Continuing on the topic of mind over matter, and specifically in relation to exercise, I am reminded of some work done by Professor Tim Noakes several years ago. Professor Noakes challenged a long established belief that fatigue originates in the muscles (when the muscles run out of oxygen, glycogen or ATP), or when there is too much lactic acid. This model was called the “Limitations Model”. Rather, Noakes and his colleagues proposed that fatigue originates in the brain (I can now hear all coaches saying “you’re not tired, it’s in your head).
According to Noakes... “fatigue is a complex emotion affected by factors such as motivation and drive, other emotions such as anger and fear, and memory of prior activity” (read more here).
According to Noakes (and colleagues)… “the brain, when it senses that the athlete is overstretching him- or herself, sets off a series of sensations that the body translates as symptoms of fatigue. The brain does so to protect itself, the heart and the rest of the body. “Its main function is to make sure you don’t get into trouble in whatever exercise you’re doing” (read more here and here).
But how does the brain know when enough is enough? I should note that the Central Governor model is a highly complex one, and accounts for various interrelated factors, and I am skimming the surface.

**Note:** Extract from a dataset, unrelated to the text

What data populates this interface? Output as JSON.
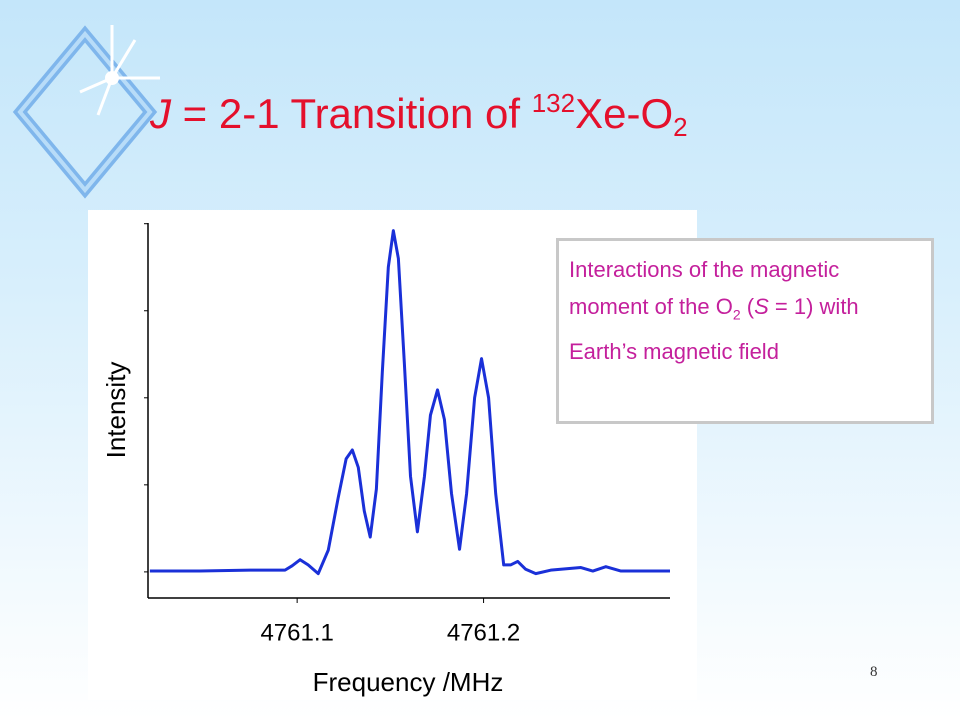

One aspect, or conclusion I could draw was that the brain begins brain gathers “data” from early childhood on how far we we can push ourselves physically. So perhaps as a child you weren’t exposed to much sport. Whenever you were asked to participate in physical education you expected to feel tired (because you were unfit) and so you did (because you were unfit, but also because your brain acted against any threat of over doing it). In adulthood, your brain would sound the “I’m tired” alarm long before someone else who may, as a child, have spent hours running around a soccer field. You would need to ensure that your brain doesn’t trick you into thinking you’re tired, when in fact you could run further or faster. The risk for the soccer fan could be the opposite, his or her brain might ignore signs of real muscular fatigue and land up pushing too hard and result in over training.
So the next time you’re running and you feel fatigued, you might consider the possibility that it’s all in your head and push on. You might be right, and you might be wrong, and I think this is where a heart rate monitor might be a more reliable indicator of fatigue.